Continuing his closing statements, the film industry's lead barrister Tony Bannon claimed the ISP's "written, press release and affidavit word" had either asserted or included statements that suggested the ISP couldn't act on copyright infringement notices from the Australian Federation Against Copyright Theft because they were "mere allegations."
"But when asked the question in cross-examination, the truth is they regarded the notifications as compelling evidence," Bannon said.
"It's another dramatic example of the lack of credibility that can be attached to evidentiary statements by iiNet. To the extent that there are still shreds [of evidence] left to support any aspect of their case, Your Honour should disregard them."
It followed similar assertions made by Bannon in closing yesterday that iiNet chief Michael Malone's evidence was "evasive", "incredible" and unreliable.
Bannon also criticised iiNet today over the "reasonable steps" it claimed to have taken to address alleged infringement on its network.
He was particularly critical of iiNet's failure to apply capabilities used to get customers to pay overdue bills to instances of alleged infringement.
These capabilities included sending warning emails to overdue accounts, an ability to ‘playpen' the account so that account holder is able to access only a website where they can pay their bill, or the ability to terminate the account holder's access completely should the bill remain unpaid.
The film industry claimed these same capabilities - warnings, 'playpenning' and ultimately termination - could double as "reasonable steps" for acting on copyright infringement allegations.

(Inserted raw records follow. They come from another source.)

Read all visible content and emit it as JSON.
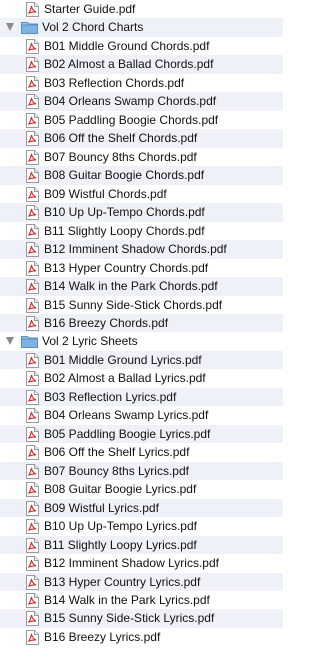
{
  "items": [
    {
      "type": "file",
      "name": "Starter Guide.pdf"
    },
    {
      "type": "folder",
      "name": "Vol 2 Chord Charts"
    },
    {
      "type": "file",
      "name": "B01 Middle Ground Chords.pdf"
    },
    {
      "type": "file",
      "name": "B02 Almost a Ballad Chords.pdf"
    },
    {
      "type": "file",
      "name": "B03 Reflection Chords.pdf"
    },
    {
      "type": "file",
      "name": "B04 Orleans Swamp Chords.pdf"
    },
    {
      "type": "file",
      "name": "B05 Paddling Boogie Chords.pdf"
    },
    {
      "type": "file",
      "name": "B06 Off the Shelf Chords.pdf"
    },
    {
      "type": "file",
      "name": "B07 Bouncy 8ths Chords.pdf"
    },
    {
      "type": "file",
      "name": "B08 Guitar Boogie Chords.pdf"
    },
    {
      "type": "file",
      "name": "B09 Wistful Chords.pdf"
    },
    {
      "type": "file",
      "name": "B10 Up Up-Tempo Chords.pdf"
    },
    {
      "type": "file",
      "name": "B11 Slightly Loopy Chords.pdf"
    },
    {
      "type": "file",
      "name": "B12 Imminent Shadow Chords.pdf"
    },
    {
      "type": "file",
      "name": "B13 Hyper Country Chords.pdf"
    },
    {
      "type": "file",
      "name": "B14 Walk in the Park Chords.pdf"
    },
    {
      "type": "file",
      "name": "B15 Sunny Side-Stick Chords.pdf"
    },
    {
      "type": "file",
      "name": "B16 Breezy Chords.pdf"
    },
    {
      "type": "folder",
      "name": "Vol 2 Lyric Sheets"
    },
    {
      "type": "file",
      "name": "B01 Middle Ground Lyrics.pdf"
    },
    {
      "type": "file",
      "name": "B02 Almost a Ballad Lyrics.pdf"
    },
    {
      "type": "file",
      "name": "B03 Reflection Lyrics.pdf"
    },
    {
      "type": "file",
      "name": "B04 Orleans Swamp Lyrics.pdf"
    },
    {
      "type": "file",
      "name": "B05 Paddling Boogie Lyrics.pdf"
    },
    {
      "type": "file",
      "name": "B06 Off the Shelf Lyrics.pdf"
    },
    {
      "type": "file",
      "name": "B07 Bouncy 8ths Lyrics.pdf"
    },
    {
      "type": "file",
      "name": "B08 Guitar Boogie Lyrics.pdf"
    },
    {
      "type": "file",
      "name": "B09 Wistful Lyrics.pdf"
    },
    {
      "type": "file",
      "name": "B10 Up Up-Tempo Lyrics.pdf"
    },
    {
      "type": "file",
      "name": "B11 Slightly Loopy Lyrics.pdf"
    },
    {
      "type": "file",
      "name": "B12 Imminent Shadow Lyrics.pdf"
    },
    {
      "type": "file",
      "name": "B13 Hyper Country Lyrics.pdf"
    },
    {
      "type": "file",
      "name": "B14 Walk in the Park Lyrics.pdf"
    },
    {
      "type": "file",
      "name": "B15 Sunny Side-Stick Lyrics.pdf"
    },
    {
      "type": "file",
      "name": "B16 Breezy Lyrics.pdf"
    }
  ],
  "colors": {
    "row_alternate": "#eef2f8",
    "pdf_red": "#d8262b",
    "folder_blue": "#6fa8dc",
    "disclosure_gray": "#8a8a8a"
  },
  "icons": {
    "file": "pdf-file-icon",
    "folder": "folder-icon",
    "expander": "disclosure-triangle-expanded-icon"
  }
}
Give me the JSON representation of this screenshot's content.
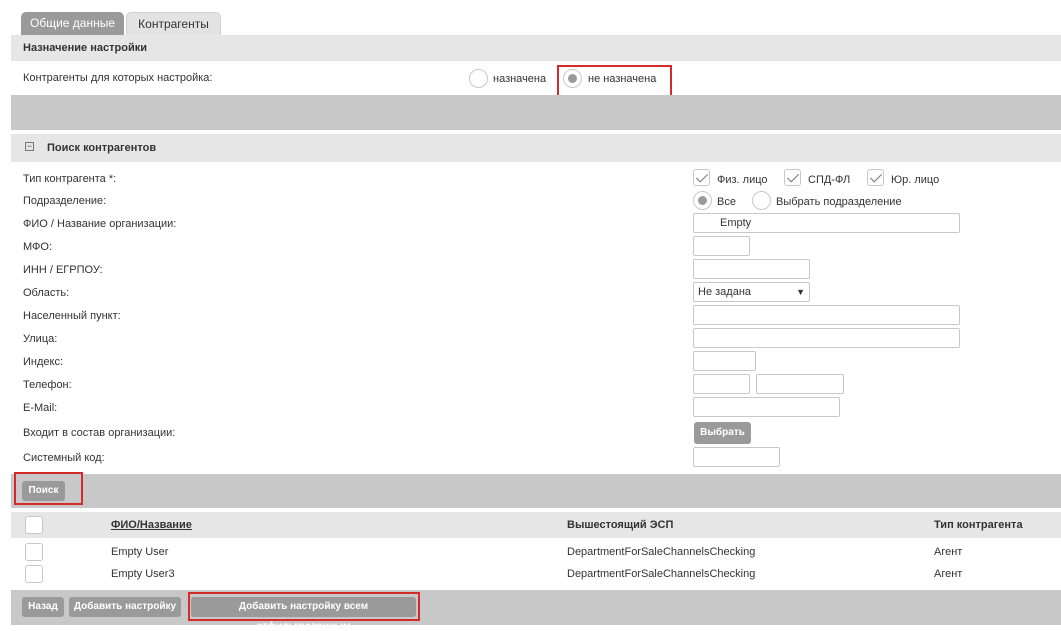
{
  "tabs": {
    "general": "Общие данные",
    "counterparties": "Контрагенты"
  },
  "assignment": {
    "title": "Назначение настройки",
    "label": "Контрагенты для которых настройка:",
    "option_assigned": "назначена",
    "option_not_assigned": "не назначена"
  },
  "search": {
    "title": "Поиск контрагентов",
    "collapse_icon": "minus-square-icon",
    "type_label": "Тип контрагента *:",
    "type_individual": "Физ. лицо",
    "type_spd": "СПД-ФЛ",
    "type_legal": "Юр. лицо",
    "department_label": "Подразделение:",
    "department_all": "Все",
    "department_choose": "Выбрать подразделение",
    "name_label": "ФИО / Название организации:",
    "name_value": "Empty",
    "mfo_label": "МФО:",
    "inn_label": "ИНН / ЕГРПОУ:",
    "region_label": "Область:",
    "region_value": "Не задана",
    "city_label": "Населенный пункт:",
    "street_label": "Улица:",
    "index_label": "Индекс:",
    "phone_label": "Телефон:",
    "email_label": "E-Mail:",
    "org_label": "Входит в состав организации:",
    "choose_button": "Выбрать",
    "syscode_label": "Системный код:",
    "search_button": "Поиск"
  },
  "table": {
    "columns": [
      "ФИО/Название",
      "Вышестоящий ЭСП",
      "Тип контрагента"
    ],
    "rows": [
      {
        "name": "Empty User",
        "parent": "DepartmentForSaleChannelsChecking",
        "type": "Агент"
      },
      {
        "name": "Empty User3",
        "parent": "DepartmentForSaleChannelsChecking",
        "type": "Агент"
      }
    ]
  },
  "footer": {
    "back": "Назад",
    "add_setting": "Добавить настройку",
    "add_setting_all": "Добавить настройку всем отфильтрованным"
  },
  "colors": {
    "highlight": "#d42a2a",
    "button": "#9a9a9a",
    "panel": "#e6e6e6",
    "panel_dark": "#c8c8c8"
  }
}
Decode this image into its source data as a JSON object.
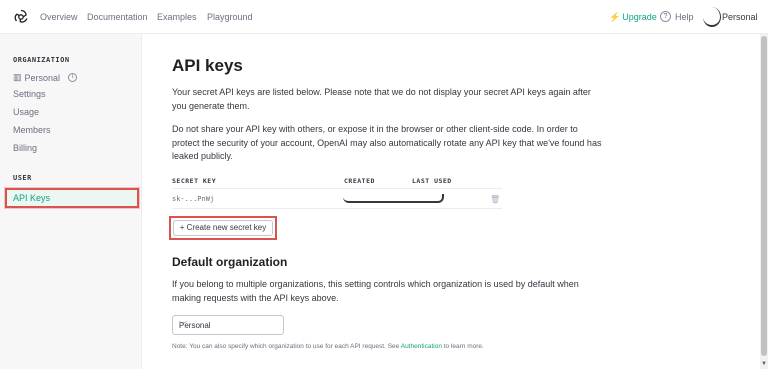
{
  "topnav": {
    "links": [
      "Overview",
      "Documentation",
      "Examples",
      "Playground"
    ],
    "upgrade": "Upgrade",
    "help": "Help",
    "account": "Personal"
  },
  "sidebar": {
    "org_heading": "ORGANIZATION",
    "org_name": "Personal",
    "org_items": [
      "Settings",
      "Usage",
      "Members",
      "Billing"
    ],
    "user_heading": "USER",
    "active_item": "API Keys"
  },
  "main": {
    "title": "API keys",
    "intro": "Your secret API keys are listed below. Please note that we do not display your secret API keys again after you generate them.",
    "warning": "Do not share your API key with others, or expose it in the browser or other client-side code. In order to protect the security of your account, OpenAI may also automatically rotate any API key that we've found has leaked publicly.",
    "table": {
      "headers": [
        "SECRET KEY",
        "CREATED",
        "LAST USED"
      ],
      "rows": [
        {
          "key": "sk-...PnWj"
        }
      ]
    },
    "create_button": "+ Create new secret key",
    "default_org_title": "Default organization",
    "default_org_desc": "If you belong to multiple organizations, this setting controls which organization is used by default when making requests with the API keys above.",
    "select_value": "Personal",
    "note_prefix": "Note: You can also specify which organization to use for each API request. See ",
    "note_link": "Authentication",
    "note_suffix": " to learn more."
  },
  "colors": {
    "accent": "#10a37f",
    "highlight": "#d9534f"
  }
}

"[But when it's about copyright infringement] that's when the shutters come down," Bannon claimed.
"That's when it all becomes too difficult."

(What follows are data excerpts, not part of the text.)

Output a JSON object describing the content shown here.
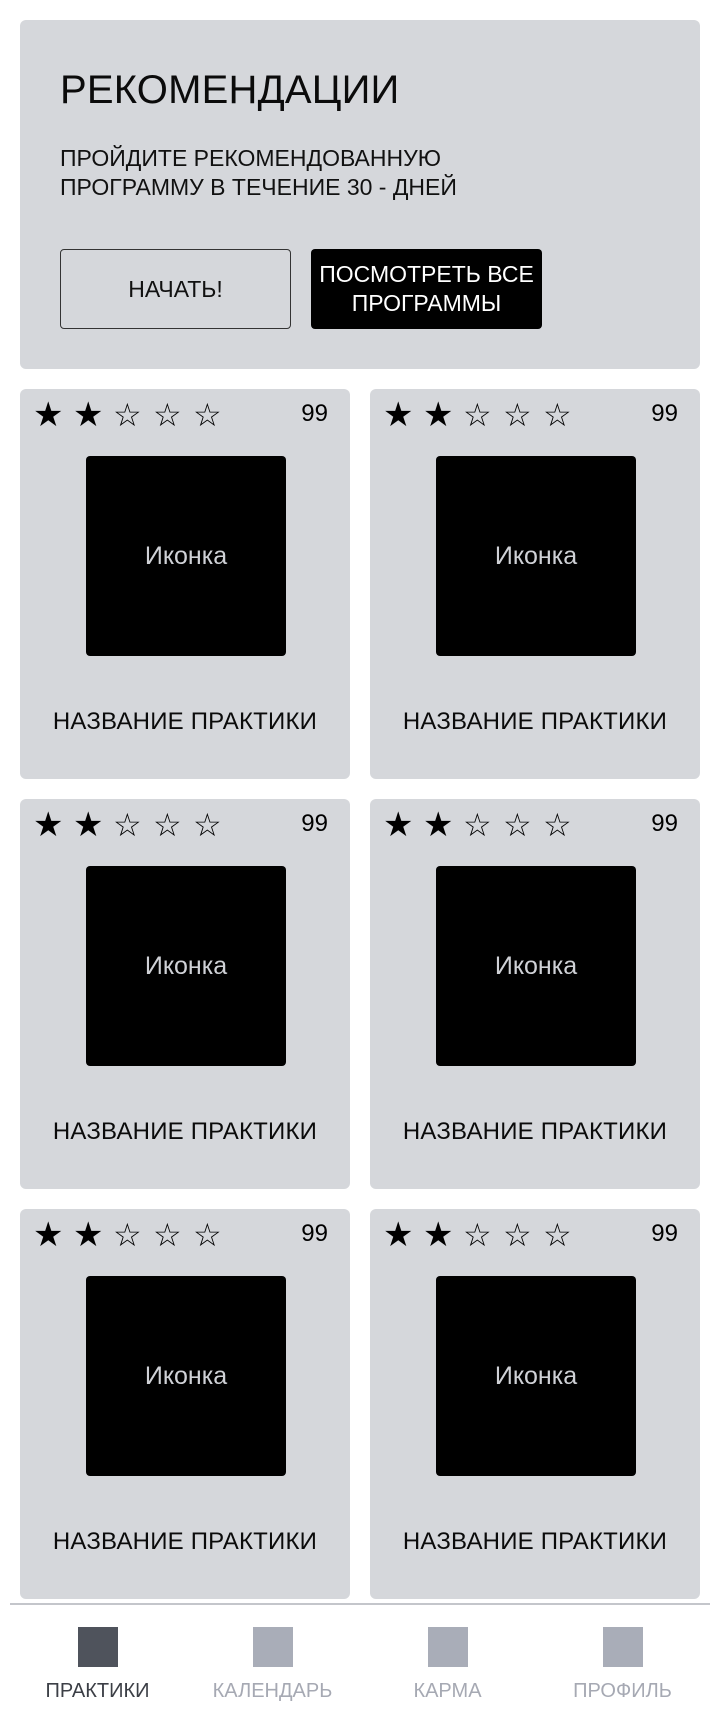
{
  "banner": {
    "title": "РЕКОМЕНДАЦИИ",
    "subtitle": "ПРОЙДИТЕ РЕКОМЕНДОВАННУЮ ПРОГРАММУ В ТЕЧЕНИЕ 30 - ДНЕЙ",
    "start_label": "НАЧАТЬ!",
    "all_programs_label": "ПОСМОТРЕТЬ ВСЕ ПРОГРАММЫ"
  },
  "practices": [
    {
      "rating": 2,
      "rating_max": 5,
      "count": "99",
      "icon_label": "Иконка",
      "title": "НАЗВАНИЕ ПРАКТИКИ"
    },
    {
      "rating": 2,
      "rating_max": 5,
      "count": "99",
      "icon_label": "Иконка",
      "title": "НАЗВАНИЕ ПРАКТИКИ"
    },
    {
      "rating": 2,
      "rating_max": 5,
      "count": "99",
      "icon_label": "Иконка",
      "title": "НАЗВАНИЕ ПРАКТИКИ"
    },
    {
      "rating": 2,
      "rating_max": 5,
      "count": "99",
      "icon_label": "Иконка",
      "title": "НАЗВАНИЕ ПРАКТИКИ"
    },
    {
      "rating": 2,
      "rating_max": 5,
      "count": "99",
      "icon_label": "Иконка",
      "title": "НАЗВАНИЕ ПРАКТИКИ"
    },
    {
      "rating": 2,
      "rating_max": 5,
      "count": "99",
      "icon_label": "Иконка",
      "title": "НАЗВАНИЕ ПРАКТИКИ"
    }
  ],
  "nav": {
    "items": [
      {
        "label": "ПРАКТИКИ",
        "icon": "practices-icon",
        "active": true
      },
      {
        "label": "КАЛЕНДАРЬ",
        "icon": "calendar-icon",
        "active": false
      },
      {
        "label": "КАРМА",
        "icon": "karma-icon",
        "active": false
      },
      {
        "label": "ПРОФИЛЬ",
        "icon": "profile-icon",
        "active": false
      }
    ]
  },
  "colors": {
    "card_bg": "#d5d7db",
    "nav_active": "#4f535c",
    "nav_inactive": "#a9adb8"
  }
}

Is the code a reasonable step?
Bannon claimed iiNet's participation in 2005 discussions with the Internet Industry Association to draft an ISP code to deal with allegations of copyright infringement also did not constitute a reasonable step in stopping or preventing infringing activities on its own network.

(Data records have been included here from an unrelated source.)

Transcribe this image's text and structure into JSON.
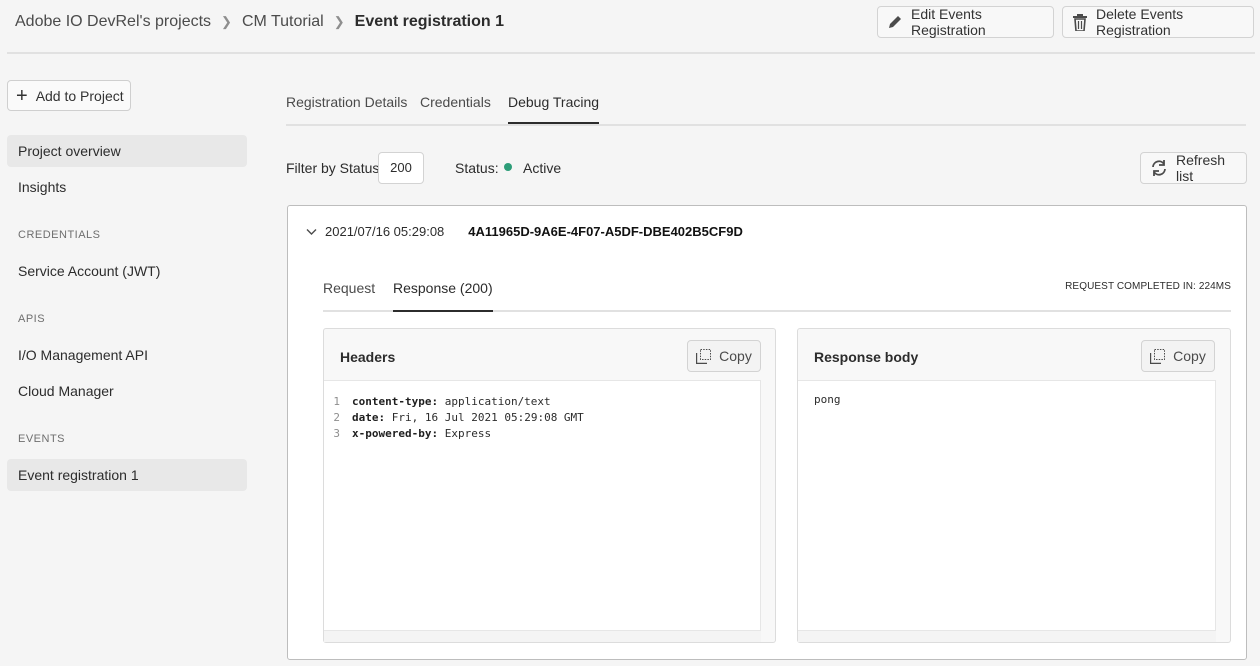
{
  "breadcrumb": {
    "items": [
      "Adobe IO DevRel's projects",
      "CM Tutorial"
    ],
    "current": "Event registration 1"
  },
  "header_actions": {
    "edit_label": "Edit Events Registration",
    "delete_label": "Delete Events Registration"
  },
  "sidebar": {
    "add_label": "Add to Project",
    "overview": "Project overview",
    "insights": "Insights",
    "credentials_heading": "CREDENTIALS",
    "credentials": [
      "Service Account (JWT)"
    ],
    "apis_heading": "APIS",
    "apis": [
      "I/O Management API",
      "Cloud Manager"
    ],
    "events_heading": "EVENTS",
    "events": [
      "Event registration 1"
    ]
  },
  "tabs": [
    "Registration Details",
    "Credentials",
    "Debug Tracing"
  ],
  "filter": {
    "label": "Filter by Status:",
    "value": "200",
    "status_label": "Status:",
    "status_value": "Active",
    "status_color": "#2d9d78",
    "refresh_label": "Refresh list"
  },
  "trace": {
    "timestamp": "2021/07/16 05:29:08",
    "id": "4A11965D-9A6E-4F07-A5DF-DBE402B5CF9D",
    "tabs": [
      "Request",
      "Response (200)"
    ],
    "completed": "REQUEST COMPLETED IN: 224MS",
    "headers_title": "Headers",
    "copy_label": "Copy",
    "headers": [
      {
        "n": "1",
        "key": "content-type:",
        "value": " application/text"
      },
      {
        "n": "2",
        "key": "date:",
        "value": " Fri, 16 Jul 2021 05:29:08 GMT"
      },
      {
        "n": "3",
        "key": "x-powered-by:",
        "value": " Express"
      }
    ],
    "body_title": "Response body",
    "body": "pong"
  }
}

"Engaging in industry code discussions was not a rational or reasonable step because it wasn't addressing the day-to-day problem," Bannon claimed.
He also alleged the code that the "core of combative ISPs, of which iiNet appears to be one" was attempting to create with the IIA was one that would ultimately require ISPs to "do nothing" when it came to passing on the notices.
The code never made it out of draft form, the court heard in cross-examination last week.
And Bannon claimed that iiNet's freezone of legal content also did not constitute a reasonable step towards dealing with alleged copyright infringement on its network.
"At the end of the day the question is what are reasonable steps," Bannon put to the court.
"The application of reasonable steps is not by the creation of the freezone. [Its creation] cannot overcome iiNet's knowledge or refusal to act on their own terms [dealing with copyright infringement in the customer relationship agreement]."
He added: "If it's a clause they have no intention of enforcing, they're in the position, the clause may as well not exist at all."
Bannon claimed that proposition would mean iiNet users were free to use their internet service from iiNet "for any purpose. And that makes the argument for authorisation even stronger," he said.